Gruez A, Pignol D, Zeghouf M, Covès J, Fontecave M, Ferrer J L, Fontecilla-Camps J C
Laboratoire de Cristallographie et Cristallogenèse des Protéines Institut de Biologie Structurale J.P. Ebel, CEA-CNRS, Grenoble, France.
J Mol Biol. 2000 May 26;299(1):199-212. doi: 10.1006/jmbi.2000.3748.
Escherichia coli NADPH-sulfite reductase (SiR) is a 780 kDa multimeric hemoflavoprotein composed of eight alpha-subunits (SiR-FP) and four beta-subunits (SiR-HP) that catalyses the six electron reduction of sulfite to sulfide. Each beta-subunit contains a Fe4S4 cluster and a siroheme, and each alpha-subunit binds one FAD and one FMN as prosthetic groups. The FAD gets electrons from NADPH, and the FMN transfers the electrons to the metal centers of the beta-subunit for sulfite reduction. We report here the 1.94 A X-ray structure of SiR-FP60, a recombinant monomeric fragment of SiR-FP that binds both FAD and FMN and retains the catalytic properties of the native protein. The structure can be divided into three domains. The carboxy-terminal part of the enzyme is composed of an antiparallel beta-barrel which binds the FAD, and a variant of the classical pyridine dinucleotide binding fold which binds NADPH. These two domains form the canonic FNR-like module, typical of the ferredoxin NADP+ reductase family. By analogy with the structure of the cytochrome P450 reductase, the third domain, composed of seven alpha-helices, is supposed to connect the FNR-like module to the N-terminal flavodoxine-like module. In four different crystal forms, the FMN-binding module is absent from electron density maps, although mass spectroscopy, amino acid sequencing and activity experiments carried out on dissolved crystals indicate that a functional module is present in the protein. Our results clearly indicate that the interaction between the FNR-like and the FMN-like modules displays lower affinity than in the case of cytochrome P450 reductase. The flexibility of the FMN-binding domain may be related, as observed in the case of cytochrome bc1, to a domain reorganisation in the course of electron transfer. Thus, a movement of the FMN-binding domain relative to the rest of the enzyme may be a requirement for its optimal positioning relative to both the FNR-like module and the beta-subunit.

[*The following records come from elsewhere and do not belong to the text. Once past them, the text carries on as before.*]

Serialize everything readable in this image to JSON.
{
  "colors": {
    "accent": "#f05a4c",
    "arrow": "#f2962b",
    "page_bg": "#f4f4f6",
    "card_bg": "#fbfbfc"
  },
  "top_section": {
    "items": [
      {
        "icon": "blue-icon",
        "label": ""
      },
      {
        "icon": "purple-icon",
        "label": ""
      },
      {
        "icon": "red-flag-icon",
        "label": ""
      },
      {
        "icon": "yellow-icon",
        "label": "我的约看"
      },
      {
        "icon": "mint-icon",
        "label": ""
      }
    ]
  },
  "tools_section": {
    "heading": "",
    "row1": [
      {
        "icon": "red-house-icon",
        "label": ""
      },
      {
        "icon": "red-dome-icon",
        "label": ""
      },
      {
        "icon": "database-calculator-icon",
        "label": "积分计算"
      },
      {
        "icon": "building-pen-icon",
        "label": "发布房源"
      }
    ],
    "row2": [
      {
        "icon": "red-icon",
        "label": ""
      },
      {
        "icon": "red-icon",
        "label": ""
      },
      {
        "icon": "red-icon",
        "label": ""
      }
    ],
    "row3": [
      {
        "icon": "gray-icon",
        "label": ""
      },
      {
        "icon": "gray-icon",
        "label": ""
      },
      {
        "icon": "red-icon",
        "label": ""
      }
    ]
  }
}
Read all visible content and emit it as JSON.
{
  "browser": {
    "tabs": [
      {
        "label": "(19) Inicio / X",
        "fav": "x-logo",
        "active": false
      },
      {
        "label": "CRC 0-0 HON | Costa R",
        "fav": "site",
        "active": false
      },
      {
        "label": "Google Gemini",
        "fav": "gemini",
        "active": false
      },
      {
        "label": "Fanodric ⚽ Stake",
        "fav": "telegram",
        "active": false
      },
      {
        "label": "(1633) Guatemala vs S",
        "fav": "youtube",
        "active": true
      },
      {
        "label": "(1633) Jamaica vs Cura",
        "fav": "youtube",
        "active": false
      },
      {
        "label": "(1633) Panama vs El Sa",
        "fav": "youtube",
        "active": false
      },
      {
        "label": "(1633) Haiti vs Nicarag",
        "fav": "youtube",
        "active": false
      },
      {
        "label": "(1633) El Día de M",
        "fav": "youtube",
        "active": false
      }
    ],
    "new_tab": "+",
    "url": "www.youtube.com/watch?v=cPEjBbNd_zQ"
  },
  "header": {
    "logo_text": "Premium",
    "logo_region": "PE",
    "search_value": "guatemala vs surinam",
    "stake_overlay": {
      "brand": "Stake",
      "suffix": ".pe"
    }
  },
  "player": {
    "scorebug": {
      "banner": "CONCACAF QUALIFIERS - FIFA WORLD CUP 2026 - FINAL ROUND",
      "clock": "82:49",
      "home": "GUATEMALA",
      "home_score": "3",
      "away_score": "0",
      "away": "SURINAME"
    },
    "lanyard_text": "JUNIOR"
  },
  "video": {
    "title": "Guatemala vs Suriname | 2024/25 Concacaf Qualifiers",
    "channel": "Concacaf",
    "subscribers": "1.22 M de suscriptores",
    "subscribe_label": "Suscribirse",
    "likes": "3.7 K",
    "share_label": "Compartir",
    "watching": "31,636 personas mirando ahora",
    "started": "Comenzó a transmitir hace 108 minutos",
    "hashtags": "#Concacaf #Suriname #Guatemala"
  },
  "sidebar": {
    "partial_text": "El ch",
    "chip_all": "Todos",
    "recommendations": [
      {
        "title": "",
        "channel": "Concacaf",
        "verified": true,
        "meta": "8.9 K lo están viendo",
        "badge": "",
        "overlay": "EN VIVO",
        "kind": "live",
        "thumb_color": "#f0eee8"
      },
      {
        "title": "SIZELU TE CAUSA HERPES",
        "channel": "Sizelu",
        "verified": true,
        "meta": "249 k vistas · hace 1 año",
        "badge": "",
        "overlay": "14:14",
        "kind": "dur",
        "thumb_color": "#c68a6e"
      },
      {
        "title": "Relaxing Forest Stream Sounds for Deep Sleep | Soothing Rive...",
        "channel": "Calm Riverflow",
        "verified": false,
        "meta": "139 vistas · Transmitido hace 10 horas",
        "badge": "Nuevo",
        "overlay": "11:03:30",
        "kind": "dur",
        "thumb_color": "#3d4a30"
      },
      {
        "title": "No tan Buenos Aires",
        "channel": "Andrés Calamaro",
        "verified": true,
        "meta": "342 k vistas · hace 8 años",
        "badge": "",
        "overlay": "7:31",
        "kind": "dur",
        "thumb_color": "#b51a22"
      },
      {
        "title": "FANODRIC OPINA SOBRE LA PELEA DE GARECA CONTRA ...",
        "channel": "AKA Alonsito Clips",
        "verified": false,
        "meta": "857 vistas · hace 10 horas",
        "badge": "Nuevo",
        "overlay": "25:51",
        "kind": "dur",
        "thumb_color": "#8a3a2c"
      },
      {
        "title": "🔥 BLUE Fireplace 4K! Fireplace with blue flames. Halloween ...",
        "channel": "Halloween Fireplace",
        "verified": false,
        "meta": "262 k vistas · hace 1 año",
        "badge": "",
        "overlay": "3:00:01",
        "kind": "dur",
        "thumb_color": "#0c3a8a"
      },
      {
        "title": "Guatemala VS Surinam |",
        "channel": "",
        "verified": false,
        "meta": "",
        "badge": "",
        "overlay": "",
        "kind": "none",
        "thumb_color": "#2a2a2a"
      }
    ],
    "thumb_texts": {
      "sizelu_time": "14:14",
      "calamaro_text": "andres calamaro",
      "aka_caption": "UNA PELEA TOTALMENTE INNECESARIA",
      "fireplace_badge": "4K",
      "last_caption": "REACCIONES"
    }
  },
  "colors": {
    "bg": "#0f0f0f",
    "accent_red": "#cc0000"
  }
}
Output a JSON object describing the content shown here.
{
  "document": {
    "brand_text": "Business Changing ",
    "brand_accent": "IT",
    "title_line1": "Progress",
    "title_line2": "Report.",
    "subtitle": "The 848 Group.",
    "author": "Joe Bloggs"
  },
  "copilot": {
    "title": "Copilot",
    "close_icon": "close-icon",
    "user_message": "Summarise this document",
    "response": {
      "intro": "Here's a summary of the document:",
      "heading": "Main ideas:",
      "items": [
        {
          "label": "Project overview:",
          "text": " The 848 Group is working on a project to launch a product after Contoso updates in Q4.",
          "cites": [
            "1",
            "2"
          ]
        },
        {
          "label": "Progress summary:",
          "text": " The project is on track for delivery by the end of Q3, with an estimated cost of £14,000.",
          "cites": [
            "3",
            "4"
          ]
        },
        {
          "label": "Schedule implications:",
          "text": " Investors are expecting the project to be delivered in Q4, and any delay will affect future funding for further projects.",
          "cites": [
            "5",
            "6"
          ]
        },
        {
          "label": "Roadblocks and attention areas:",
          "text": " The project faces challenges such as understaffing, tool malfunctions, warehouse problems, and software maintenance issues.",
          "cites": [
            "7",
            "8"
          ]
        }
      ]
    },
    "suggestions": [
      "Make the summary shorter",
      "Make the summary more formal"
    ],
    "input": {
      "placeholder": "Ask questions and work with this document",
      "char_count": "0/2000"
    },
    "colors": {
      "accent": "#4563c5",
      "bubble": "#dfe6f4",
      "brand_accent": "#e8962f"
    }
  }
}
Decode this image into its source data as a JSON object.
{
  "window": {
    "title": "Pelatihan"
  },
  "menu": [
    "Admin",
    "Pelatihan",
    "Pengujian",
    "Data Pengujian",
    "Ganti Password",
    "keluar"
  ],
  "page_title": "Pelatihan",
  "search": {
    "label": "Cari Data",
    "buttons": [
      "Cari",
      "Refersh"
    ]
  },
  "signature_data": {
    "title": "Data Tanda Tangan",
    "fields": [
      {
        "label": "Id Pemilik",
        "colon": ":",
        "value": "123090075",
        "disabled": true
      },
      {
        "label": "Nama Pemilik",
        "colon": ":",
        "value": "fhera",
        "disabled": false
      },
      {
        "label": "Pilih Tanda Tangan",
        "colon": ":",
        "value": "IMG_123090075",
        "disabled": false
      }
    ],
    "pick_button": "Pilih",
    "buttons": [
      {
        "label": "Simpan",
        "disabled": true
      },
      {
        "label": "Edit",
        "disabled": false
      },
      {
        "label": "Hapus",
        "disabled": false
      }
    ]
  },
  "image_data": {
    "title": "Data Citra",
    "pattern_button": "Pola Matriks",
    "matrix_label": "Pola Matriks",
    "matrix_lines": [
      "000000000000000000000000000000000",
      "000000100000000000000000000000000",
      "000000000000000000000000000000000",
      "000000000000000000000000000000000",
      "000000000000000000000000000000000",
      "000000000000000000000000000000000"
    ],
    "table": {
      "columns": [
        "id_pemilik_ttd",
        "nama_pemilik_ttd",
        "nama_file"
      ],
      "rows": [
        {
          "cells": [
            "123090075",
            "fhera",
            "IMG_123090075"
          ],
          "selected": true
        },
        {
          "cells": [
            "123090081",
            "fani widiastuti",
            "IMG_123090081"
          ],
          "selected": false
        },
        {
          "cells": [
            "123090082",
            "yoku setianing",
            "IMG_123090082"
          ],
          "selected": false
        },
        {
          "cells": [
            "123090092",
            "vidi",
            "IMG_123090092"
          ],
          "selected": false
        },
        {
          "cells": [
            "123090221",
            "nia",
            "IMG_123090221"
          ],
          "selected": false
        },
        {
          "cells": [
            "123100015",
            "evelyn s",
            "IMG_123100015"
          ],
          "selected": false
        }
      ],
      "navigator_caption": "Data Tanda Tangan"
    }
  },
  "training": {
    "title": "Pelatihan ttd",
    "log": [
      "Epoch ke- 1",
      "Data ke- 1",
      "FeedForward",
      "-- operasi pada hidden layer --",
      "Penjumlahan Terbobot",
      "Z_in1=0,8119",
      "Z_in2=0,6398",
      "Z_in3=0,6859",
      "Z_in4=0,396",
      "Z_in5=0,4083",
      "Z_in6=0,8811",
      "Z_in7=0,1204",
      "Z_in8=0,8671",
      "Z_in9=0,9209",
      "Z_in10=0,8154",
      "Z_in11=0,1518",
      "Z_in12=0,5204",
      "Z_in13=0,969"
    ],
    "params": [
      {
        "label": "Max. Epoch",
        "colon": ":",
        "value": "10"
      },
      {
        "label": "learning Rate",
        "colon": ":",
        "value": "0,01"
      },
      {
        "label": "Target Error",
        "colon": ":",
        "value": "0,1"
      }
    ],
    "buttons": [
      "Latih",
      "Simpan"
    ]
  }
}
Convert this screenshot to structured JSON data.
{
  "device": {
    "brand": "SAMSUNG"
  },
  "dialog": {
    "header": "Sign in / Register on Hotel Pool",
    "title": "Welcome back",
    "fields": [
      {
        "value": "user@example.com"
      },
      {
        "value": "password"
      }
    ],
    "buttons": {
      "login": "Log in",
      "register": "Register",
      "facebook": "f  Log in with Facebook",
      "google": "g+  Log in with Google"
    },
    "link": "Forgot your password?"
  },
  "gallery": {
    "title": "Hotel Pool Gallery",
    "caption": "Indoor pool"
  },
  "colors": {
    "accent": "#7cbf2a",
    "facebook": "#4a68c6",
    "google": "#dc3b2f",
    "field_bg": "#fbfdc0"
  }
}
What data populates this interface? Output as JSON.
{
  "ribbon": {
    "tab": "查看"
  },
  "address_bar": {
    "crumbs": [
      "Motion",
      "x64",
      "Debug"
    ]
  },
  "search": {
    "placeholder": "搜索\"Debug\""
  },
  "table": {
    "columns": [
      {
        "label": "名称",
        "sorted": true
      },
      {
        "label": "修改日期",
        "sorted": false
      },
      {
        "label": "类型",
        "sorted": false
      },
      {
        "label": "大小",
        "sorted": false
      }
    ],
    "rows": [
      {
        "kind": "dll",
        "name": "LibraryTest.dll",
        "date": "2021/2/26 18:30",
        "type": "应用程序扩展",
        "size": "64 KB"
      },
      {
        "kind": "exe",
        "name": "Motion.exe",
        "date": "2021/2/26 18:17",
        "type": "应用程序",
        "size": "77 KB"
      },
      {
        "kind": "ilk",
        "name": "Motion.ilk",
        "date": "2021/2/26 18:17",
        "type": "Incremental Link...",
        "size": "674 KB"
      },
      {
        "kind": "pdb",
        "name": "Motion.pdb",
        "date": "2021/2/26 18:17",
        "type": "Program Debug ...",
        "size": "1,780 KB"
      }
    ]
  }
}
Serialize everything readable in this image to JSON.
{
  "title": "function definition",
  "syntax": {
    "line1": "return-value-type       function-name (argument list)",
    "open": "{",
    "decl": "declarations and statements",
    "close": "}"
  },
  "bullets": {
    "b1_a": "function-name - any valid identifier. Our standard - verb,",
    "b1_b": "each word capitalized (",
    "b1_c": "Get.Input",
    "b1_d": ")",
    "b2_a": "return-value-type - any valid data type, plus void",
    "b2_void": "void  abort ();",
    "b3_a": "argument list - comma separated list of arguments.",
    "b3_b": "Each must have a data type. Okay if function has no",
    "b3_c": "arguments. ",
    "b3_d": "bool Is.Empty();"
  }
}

大肠杆菌NADPH-亚硫酸盐还原酶(SiR)是一种780 kDa的多聚体血黄素蛋白,由八个α亚基(SiR-FP)和四个β亚基(SiR-HP)组成,催化亚硫酸盐六电子还原为硫化物。每个β亚基包含一个Fe4S4簇和一个丝氨酸亚铁血红素,每个α亚基结合一个FAD和一个FMN作为辅基。FAD从NADPH获取电子,FMN将电子转移到β亚基的金属中心以进行亚硫酸盐还原。我们在此报告SiR-FP60的1.94 Å X射线结构,SiR-FP60是SiR-FP的重组单体片段,它结合FAD和FMN并保留天然蛋白质的催化特性。该结构可分为三个结构域。酶的羧基末端部分由结合FAD的反平行β桶和结合NADPH的经典吡啶二核苷酸结合折叠变体组成。这两个结构域形成了典型的铁氧化还原蛋白NADP +还原酶家族的经典FNR样模块。与细胞色素P450还原酶的结构类似,由七个α螺旋组成的第三个结构域应该将FNR样模块连接到N末端黄素氧还蛋白样模块。在四种不同的晶体形式中,电子密度图中没有FMN结合模块,尽管对溶解晶体进行的质谱、氨基酸测序和活性实验表明蛋白质中存在一个功能模块。我们的结果清楚地表明,FNR样和FMN样模块之间的相互作用显示出比细胞色素P450还原酶更低的亲和力。FMN结合结构域的灵活性可能与细胞色素bc1的情况一样,与电子转移过程中的结构域重组有关。因此,FMN结合结构域相对于酶的其余部分的移动可能是其相对于FNR样模块和β亚基最佳定位的必要条件。